Lauryn Hill, Pras and Wyclef Jean have walked very different paths since The Fugees broke up. Hill was a hit with both critics and fans with her debut album, The Miseducation of Lauryn Hill. Her follow-up, an MTV Unplugged album released four years later, was met with much head scratching. Pras had the biggest hit of any Fugee, "Ghetto Supastar," but he then faded away.
Wyclef has been the steadiest performer of the three. His debut album, The Carnival, was a huge hit. His follow-up, The Ecleftic, was popular, and was boosted by guest spots by Mary J. Blige and WWE wrestler The Rock. Masquerade, his third album, saw Wyclef's star fading quickly.
Over a year later, Wyclef is back with Preacher's Son, and it's more of the same. The Carnival was a fun, humorous take on society. Wyclef preached about violence and safe sex, among other things, but he did it in an amusing fashion (i.e. the infamous "RAPE!" skit). Three albums later, however, he's more reverend than irreverent.
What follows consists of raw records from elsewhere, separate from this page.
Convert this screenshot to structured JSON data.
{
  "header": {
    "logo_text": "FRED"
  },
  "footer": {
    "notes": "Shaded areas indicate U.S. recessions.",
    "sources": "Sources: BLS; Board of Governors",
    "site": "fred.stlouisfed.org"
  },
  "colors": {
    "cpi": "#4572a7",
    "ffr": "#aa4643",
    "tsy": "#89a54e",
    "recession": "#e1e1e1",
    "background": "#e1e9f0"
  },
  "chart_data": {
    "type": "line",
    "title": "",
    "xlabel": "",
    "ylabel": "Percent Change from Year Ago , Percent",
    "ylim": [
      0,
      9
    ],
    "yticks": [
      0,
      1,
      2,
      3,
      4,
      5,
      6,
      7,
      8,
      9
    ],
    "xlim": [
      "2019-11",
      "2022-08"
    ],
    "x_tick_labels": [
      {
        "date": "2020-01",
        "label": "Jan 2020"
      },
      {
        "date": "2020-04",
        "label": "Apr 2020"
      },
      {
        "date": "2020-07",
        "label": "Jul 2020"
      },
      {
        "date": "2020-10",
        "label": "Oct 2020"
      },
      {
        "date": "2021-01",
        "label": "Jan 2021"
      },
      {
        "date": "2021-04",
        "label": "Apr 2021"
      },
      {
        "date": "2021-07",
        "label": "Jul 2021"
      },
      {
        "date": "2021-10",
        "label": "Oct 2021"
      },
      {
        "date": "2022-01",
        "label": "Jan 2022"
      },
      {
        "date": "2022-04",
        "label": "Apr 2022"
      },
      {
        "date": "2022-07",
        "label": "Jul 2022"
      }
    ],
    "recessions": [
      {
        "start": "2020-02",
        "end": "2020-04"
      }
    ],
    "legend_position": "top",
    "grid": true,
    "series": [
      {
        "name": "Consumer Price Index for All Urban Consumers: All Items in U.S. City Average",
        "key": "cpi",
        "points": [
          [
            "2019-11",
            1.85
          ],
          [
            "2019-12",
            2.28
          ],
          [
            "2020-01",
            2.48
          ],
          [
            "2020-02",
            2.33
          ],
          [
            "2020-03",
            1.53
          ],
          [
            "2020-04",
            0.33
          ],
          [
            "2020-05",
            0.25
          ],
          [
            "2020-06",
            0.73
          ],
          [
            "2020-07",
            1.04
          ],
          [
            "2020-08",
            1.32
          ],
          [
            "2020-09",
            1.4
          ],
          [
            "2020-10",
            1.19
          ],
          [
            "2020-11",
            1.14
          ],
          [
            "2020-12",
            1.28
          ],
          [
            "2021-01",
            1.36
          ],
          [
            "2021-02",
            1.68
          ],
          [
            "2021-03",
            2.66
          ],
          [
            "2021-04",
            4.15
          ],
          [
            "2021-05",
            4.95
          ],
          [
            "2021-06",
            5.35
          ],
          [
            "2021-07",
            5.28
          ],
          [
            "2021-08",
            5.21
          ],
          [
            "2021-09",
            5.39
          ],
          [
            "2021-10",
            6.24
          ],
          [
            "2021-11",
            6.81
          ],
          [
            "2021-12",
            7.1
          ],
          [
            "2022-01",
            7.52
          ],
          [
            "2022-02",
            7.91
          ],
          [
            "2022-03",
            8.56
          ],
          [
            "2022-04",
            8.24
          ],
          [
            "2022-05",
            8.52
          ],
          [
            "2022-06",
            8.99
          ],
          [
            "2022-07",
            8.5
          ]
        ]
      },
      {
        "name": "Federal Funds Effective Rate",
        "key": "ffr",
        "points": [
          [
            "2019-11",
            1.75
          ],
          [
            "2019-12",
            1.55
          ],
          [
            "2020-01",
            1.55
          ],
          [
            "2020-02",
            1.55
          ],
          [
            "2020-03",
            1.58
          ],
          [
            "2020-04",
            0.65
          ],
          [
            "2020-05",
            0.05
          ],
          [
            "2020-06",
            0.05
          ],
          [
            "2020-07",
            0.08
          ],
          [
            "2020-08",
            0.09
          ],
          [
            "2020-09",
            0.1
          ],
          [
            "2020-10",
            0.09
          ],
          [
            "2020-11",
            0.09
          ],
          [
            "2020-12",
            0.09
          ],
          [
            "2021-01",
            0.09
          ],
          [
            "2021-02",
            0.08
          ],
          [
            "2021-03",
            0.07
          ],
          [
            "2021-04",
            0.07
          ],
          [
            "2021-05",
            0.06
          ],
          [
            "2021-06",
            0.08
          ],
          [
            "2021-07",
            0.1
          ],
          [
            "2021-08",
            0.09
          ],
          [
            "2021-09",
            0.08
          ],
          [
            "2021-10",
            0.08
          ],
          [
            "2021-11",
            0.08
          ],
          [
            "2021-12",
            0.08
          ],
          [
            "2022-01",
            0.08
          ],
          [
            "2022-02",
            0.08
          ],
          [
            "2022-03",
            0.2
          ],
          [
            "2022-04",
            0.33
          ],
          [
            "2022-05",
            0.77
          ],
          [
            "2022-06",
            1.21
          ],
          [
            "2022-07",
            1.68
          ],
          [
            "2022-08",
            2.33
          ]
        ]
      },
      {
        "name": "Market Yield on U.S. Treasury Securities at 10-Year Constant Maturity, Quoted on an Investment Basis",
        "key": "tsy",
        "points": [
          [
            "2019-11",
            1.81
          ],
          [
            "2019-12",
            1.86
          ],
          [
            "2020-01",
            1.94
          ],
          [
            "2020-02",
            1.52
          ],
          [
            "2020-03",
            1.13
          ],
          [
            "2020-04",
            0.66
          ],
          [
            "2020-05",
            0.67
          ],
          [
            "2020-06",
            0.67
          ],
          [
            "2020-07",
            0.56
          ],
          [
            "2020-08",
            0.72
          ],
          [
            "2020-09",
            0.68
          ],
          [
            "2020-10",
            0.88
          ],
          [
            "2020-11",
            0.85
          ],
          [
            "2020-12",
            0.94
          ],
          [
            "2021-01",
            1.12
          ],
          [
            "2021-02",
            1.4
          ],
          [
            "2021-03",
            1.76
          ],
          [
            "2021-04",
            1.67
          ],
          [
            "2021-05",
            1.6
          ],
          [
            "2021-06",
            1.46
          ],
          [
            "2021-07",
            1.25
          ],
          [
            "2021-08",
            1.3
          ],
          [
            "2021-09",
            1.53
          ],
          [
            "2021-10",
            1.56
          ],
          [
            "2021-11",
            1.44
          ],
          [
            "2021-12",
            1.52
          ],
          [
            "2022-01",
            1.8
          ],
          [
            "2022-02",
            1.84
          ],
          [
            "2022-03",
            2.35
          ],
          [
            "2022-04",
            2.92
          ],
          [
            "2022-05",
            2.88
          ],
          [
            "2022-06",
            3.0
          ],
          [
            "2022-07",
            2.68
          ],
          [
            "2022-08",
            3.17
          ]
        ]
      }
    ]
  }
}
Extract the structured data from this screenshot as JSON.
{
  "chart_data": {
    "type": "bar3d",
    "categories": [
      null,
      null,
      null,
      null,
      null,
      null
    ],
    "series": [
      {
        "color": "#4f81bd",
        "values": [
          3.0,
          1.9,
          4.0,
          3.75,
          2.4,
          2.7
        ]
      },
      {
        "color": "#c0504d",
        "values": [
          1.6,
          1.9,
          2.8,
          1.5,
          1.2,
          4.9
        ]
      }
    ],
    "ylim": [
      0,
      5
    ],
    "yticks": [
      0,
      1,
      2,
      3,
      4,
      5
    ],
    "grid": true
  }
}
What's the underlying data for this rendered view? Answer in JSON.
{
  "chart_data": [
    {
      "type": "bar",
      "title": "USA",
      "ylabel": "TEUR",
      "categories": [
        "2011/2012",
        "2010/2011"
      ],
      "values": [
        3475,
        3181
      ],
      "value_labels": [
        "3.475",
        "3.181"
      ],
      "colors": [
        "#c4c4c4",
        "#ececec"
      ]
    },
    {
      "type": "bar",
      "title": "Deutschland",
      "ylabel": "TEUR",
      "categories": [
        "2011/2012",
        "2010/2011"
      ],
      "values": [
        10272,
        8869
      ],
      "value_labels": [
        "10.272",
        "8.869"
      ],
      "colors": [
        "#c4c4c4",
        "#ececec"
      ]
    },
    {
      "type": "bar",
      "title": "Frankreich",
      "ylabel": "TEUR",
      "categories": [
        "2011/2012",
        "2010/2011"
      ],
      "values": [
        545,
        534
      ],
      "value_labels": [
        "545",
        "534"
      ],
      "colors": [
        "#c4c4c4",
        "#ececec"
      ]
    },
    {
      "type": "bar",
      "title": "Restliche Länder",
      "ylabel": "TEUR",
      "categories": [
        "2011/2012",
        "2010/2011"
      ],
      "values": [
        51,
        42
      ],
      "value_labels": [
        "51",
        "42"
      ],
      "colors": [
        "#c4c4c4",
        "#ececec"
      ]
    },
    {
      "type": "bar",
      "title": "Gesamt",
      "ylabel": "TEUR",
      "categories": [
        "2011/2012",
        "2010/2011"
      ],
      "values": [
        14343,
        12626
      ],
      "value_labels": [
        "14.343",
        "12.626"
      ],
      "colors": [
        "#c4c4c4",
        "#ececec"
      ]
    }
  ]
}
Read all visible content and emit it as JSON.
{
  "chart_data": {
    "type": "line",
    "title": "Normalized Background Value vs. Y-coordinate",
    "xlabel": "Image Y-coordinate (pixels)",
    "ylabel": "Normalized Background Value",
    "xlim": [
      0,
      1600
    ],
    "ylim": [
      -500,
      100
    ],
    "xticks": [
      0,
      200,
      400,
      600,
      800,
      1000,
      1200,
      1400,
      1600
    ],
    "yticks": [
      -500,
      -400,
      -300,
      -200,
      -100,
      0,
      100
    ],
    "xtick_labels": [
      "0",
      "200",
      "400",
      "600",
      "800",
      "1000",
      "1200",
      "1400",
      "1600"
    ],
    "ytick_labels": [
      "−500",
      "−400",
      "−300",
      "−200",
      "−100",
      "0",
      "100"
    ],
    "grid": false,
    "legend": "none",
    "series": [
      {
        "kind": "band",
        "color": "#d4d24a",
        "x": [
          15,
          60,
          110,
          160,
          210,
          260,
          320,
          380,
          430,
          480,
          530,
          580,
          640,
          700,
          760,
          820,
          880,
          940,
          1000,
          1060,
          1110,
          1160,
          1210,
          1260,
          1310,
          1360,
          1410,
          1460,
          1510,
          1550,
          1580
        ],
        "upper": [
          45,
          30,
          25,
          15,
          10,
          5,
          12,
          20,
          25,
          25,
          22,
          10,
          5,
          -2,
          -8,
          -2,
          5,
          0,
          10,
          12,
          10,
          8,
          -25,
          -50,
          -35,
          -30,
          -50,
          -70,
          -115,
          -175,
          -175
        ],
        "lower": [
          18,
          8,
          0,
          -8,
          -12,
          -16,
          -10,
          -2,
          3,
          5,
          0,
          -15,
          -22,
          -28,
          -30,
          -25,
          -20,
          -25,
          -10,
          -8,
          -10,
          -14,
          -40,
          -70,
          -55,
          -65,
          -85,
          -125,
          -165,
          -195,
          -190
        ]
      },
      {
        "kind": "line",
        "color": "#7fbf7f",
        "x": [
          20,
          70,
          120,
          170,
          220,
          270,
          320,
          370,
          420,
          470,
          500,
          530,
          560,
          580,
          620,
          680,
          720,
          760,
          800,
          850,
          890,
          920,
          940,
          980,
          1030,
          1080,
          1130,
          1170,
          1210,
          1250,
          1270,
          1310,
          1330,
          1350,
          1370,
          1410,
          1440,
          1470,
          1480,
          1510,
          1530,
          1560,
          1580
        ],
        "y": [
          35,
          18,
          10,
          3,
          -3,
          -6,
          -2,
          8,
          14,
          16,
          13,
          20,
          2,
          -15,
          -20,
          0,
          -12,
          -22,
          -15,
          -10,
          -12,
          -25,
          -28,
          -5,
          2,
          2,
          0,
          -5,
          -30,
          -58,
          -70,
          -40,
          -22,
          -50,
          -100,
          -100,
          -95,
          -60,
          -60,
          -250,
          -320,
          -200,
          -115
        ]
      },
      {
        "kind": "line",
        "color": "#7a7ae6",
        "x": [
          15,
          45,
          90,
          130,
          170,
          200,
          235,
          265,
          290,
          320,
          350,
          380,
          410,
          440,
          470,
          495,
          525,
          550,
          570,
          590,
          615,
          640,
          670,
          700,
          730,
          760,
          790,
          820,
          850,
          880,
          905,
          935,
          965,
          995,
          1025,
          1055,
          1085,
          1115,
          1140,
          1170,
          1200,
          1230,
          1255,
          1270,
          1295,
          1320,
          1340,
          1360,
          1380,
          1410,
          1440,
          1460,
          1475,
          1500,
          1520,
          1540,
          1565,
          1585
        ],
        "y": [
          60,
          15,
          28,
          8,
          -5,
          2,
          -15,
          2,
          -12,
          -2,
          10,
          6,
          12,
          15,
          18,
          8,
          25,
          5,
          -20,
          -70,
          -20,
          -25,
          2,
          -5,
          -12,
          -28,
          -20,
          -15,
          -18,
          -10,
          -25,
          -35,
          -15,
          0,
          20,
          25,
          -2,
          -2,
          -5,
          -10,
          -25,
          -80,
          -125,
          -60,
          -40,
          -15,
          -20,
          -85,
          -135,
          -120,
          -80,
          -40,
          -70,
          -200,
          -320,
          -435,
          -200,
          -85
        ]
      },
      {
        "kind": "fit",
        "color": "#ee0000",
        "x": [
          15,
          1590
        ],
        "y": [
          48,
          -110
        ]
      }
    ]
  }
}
When he's rapping with Missy Elliot ("Party to Damascus") or grooving with Santana ("Three Nights in Rio") the album is a blast. When he's telling us about the "thin line between love and hate" on "Linda" or reminding us how grateful he is on, um, "Grateful," I can't help but think that I've heard it all before.
After an awkward and humorless intro by, of all people, comedian Steve Harvey, Wyclef kicks off the album with "Industry," a track that decries rap violence. He raps about 2Pac and B.I.G. and the Fugees, and Wyclef's problems become all too clear -- he's trapped in 1997 and he hasn't found a way out. Sure, he compares the violence of '97 to current rap feuds between the likes of Ja Rule and 50 Cent, but such comparisons seem a bit excessive.
Wyclef has a gift for mixing genres and incorporating live instrumentation, but until he catches up with the times, his dated lyrics and ideas will hold back his diverse music.